Reprinted from Ha'aretz of July 24, 2001


By Moshe Arens

Defense Minister Binyamin Ben-Eliezer was asked in a recent interview what is the answer to our present predicament and replied: "The solution is to wait". It was just one of several pearls of wisdom he delivered on this occasion (an interview with The Jerusalem Post). Another unfortunate utterance was "you can't protect every single settler". This may have been a slip of the tongue - or a possible corollary to other gem.

It was this first answer that seemed to put in a nutshell his strategy for dealing with Palestinian violence. But he should be aware that "time and tide wait for no man" The French tried the waiting tactic on the Germans in 1940 during the "phony war" and reaped a bitter harvest. If David Ben-Gurion had adopted this strategy in 1948 the State of Israel would not have been established.

The current situation is too explosive and there are too many concerned bystanders to make waiting an intelligent strategy. We will either have an explosion on our hands, which under present circumstances seems almost inevitable, or else be faced by the active intervention of some of the bystanders attempting to avert the explosion. Neither of these developments is likely to play in Israel's favor.

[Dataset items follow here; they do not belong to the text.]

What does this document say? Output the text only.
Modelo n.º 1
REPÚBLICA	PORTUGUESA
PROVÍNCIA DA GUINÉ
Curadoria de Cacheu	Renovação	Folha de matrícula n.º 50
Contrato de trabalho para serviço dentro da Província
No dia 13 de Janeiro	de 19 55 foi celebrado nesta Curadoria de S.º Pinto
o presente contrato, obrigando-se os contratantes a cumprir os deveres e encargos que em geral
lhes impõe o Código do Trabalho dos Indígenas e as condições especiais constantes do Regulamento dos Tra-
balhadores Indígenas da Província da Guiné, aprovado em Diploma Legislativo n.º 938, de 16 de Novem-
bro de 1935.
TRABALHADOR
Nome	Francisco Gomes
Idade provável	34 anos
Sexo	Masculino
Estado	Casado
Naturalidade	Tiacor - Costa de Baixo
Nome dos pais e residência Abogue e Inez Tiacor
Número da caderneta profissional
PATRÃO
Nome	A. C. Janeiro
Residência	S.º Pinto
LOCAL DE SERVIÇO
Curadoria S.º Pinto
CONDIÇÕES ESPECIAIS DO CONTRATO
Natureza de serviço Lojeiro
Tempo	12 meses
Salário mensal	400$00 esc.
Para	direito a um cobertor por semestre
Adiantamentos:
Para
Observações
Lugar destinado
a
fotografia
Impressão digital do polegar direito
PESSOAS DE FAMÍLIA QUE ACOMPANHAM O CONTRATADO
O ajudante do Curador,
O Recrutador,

We have passed through ten months of murder on the roads, suicide bombers, and car bombs, all leaving a trail of death and sorrow behind them. There is no end in sight. The policy of unilateral cease-fire and restraint adopted by the Sharon government has proved a failure. It has not put an end to the killings nor has it marshaled international support for effective Israeli action against Palestinian terrorism.

The position staked out by Prime Minister Ariel Sharon on taking office four months ago - that there would be no negotiations with the Palestinians until Palestinian violence ended - was good and valid, a substantial improvement over the Barak government's policy of negotiating with Arafat while the violence continued.

It was understood and supported by the Israeli public and by governments around the world, but it has begun to fail as a sustainable policy, as it becomes evident that Arafat has no intention of ending the violence and Israel is not taking effective measures to bring the violence to an end. In recent weeks it has simply degenerated into Ben-Eliezer's waiting game.

With near mathematical precision one can predict that a continuation of this waiting strategy will culminate in criminal acts against Palestinians by Israelis frustrated by the mounting toll of Israeli casualties. Or there will be an Israeli military response to local Palestinian violence that accidently exacts heavy Palestinian casualties, or a repeat of the Dolphinarium attack. The result of any of these events will be international pressure on Israel to begin negotiating with Arafat - in other words Arafat will attain the objective he set himself in recent months of getting the Sharon government to start negotiations with him without an end to Palestinian violence. The government's strategy will have been turned on its head and will achieve the opposite of its intended goals.

The statement of the G8 economic conference in Genoa advocating that international observers should be stationed in the region is a clear indication of where "wait and see" is leading us. It is true the G8 is an economic forum of the major industrialized nations that has no statutory authority.

But the fact remains that the United States was party to the decision, indicating that Washington will not wait anymore for Israel to end the violence. Let there be no mistake about it - the U.S. is concerned that an open-ended continuation of the violence - or worse still, an uncontrolled escalation - could threaten American interests. Urged on by the Europeans the Americans are likely to make their position known in no uncertain terms if the present state of affairs continues. For Israel, this is no time to sit back and wait.